Future Tense

New Microbot Based on Water Strider Bugs Can Jump Five Inches

A water strider in action
A water strider in action

Photograph from Wikimedia Commons.

There are plenty of examples of nature-inspired robots, and most of them are terrifying. Take the centipede robot and the Big Dog. Then there are those quadrotor drones that, while perhaps not just like something you find in nature, are at least reminiscent of dragonflies, and as Farhad Manjoo writes, will almost definitely take over the world.

When those quadrotors start to wrest control from us humans, don’t be surprised if they’re accompanied by these new microbots that look and act almost exactly like those water strider or Gerridae bugs you might have seen miraculously “walking” across creeks, ponds, and puddles.

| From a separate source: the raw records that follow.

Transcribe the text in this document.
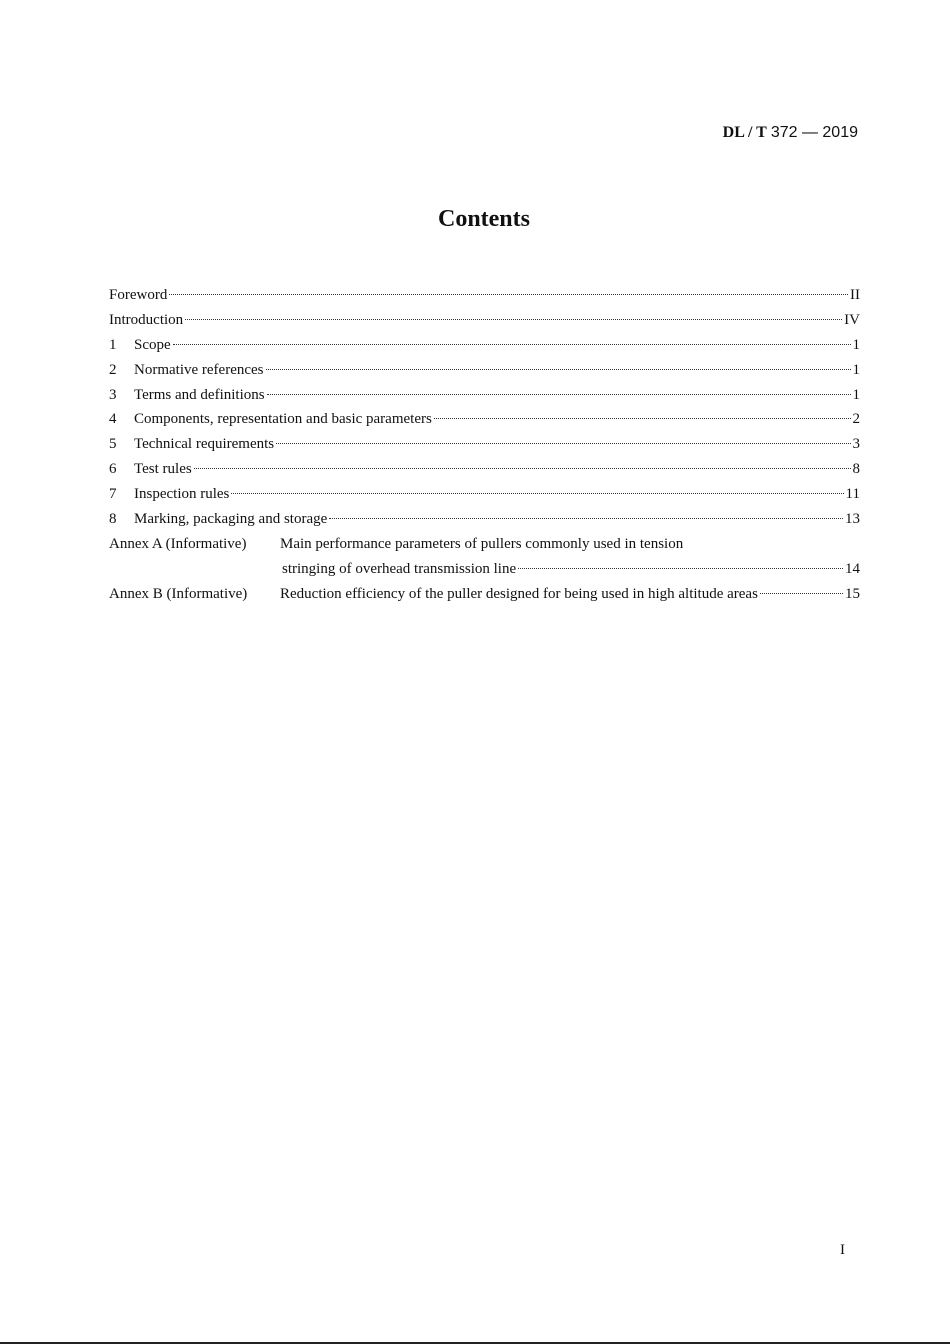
DL / T 372 — 2019
Contents
Foreword	II
Introduction	IV
1	Scope	1
2	Normative references	1
3	Terms and definitions	1
4	Components, representation and basic parameters	2
5	Technical requirements	3
6	Test rules	8
7	Inspection rules	11
8	Marking, packaging and storage	13
Annex A (Informative)	Main performance parameters of pullers commonly used in tension
stringing of overhead transmission line	14
Annex B (Informative)	Reduction efficiency of the puller designed for being used in high altitude areas	15
I
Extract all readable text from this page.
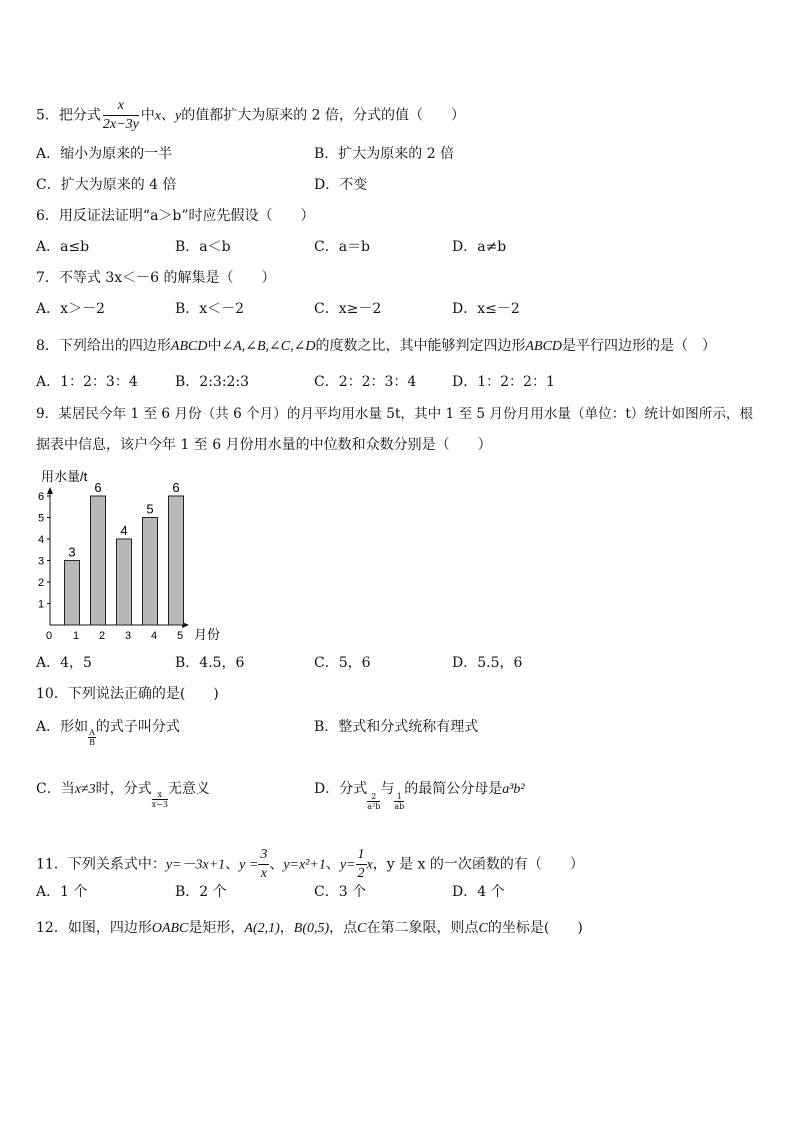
5．把分式 $\frac{x}{2x-3y}$ 中x、y的值都扩大为原来的 2 倍，分式的值（　　）
A．缩小为原来的一半	B．扩大为原来的 2 倍
C．扩大为原来的 4 倍	D．不变
6．用反证法证明“a＞b”时应先假设（　　）
A．a≤b	B．a＜b	C．a＝b	D．a≠b
7．不等式 3x＜－6 的解集是（　　）
A．x＞－2	B．x＜－2	C．x≥－2	D．x≤－2
8．下列给出的四边形ABCD中∠A,∠B,∠C,∠D的度数之比，其中能够判定四边形ABCD是平行四边形的是（　）
A．1：2：3：4	B．2:3:2:3	C．2：2：3：4	D．1：2：2：1
9．某居民今年 1 至 6 月份（共 6 个月）的月平均用水量 5t，其中 1 至 5 月份月用水量（单位：t）统计如图所示，根
据表中信息，该户今年 1 至 6 月份用水量的中位数和众数分别是（　　）
用水量/t
月份
0
1
2
3
4
5
6
3
1
6
2
4
3
5
4
6
5
A．4，5	B．4.5，6	C．5，6	D．5.5，6
10．下列说法正确的是(　　)
A．形如
$\frac{A}{B}$
的式子叫分式	B．整式和分式统称有理式
C．当x≠3时，分式
$\frac{x}{x-3}$
无意义	D．分式
$\frac{2}{\text{a²b}}$
与
$\frac{1}{ab}$
的最简公分母是a³b²
11．下列关系式中：y=－3x+1、$y = \frac{3}{x}$ 、y=x²+1、$y= \frac{1}{2}$ x，y 是 x 的一次函数的有（　　）
A．1 个	B．2 个	C．3 个	D．4 个
12．如图，四边形OABC是矩形，A(2,1)，B(0,5)，点C在第二象限，则点C的坐标是(　　)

Water strider bugs are able to do stay on top of water thanks to the water’s surface tension and their own slender and strong hydrophobic legs. In addition to spreading their weight over a large surface, the bugs also are covered with thousands of hairs per square millimeter that trap air and deflect liquid. Since water is full of polarized molecules that like to stay together, the bugs can effectively keep from sinking by staying dry—even if they’re hit with a wave when they’re jumping, which is how they actually move over liquid. Here’s a video:

Engineers have been working on water-skimming micro robots for years, but they haven’t been able to master the design problem of surface tension. To avoid obstacles and move efficiently the robots need to push down, and when they break the surface tension and get wet, they’re sunk.

The solution to the problem, detailed in American Chemical Society: Applied Materials, came via porous, super water-repellant nickel foam. Even though the new microbots weigh over 1000 times as much as a water strider, they can jump more than five inches at a time. The bio-inspired bot can avoid obstacles and stay afloat—and that means it could be a tool for everything from monitoring water quality to spying.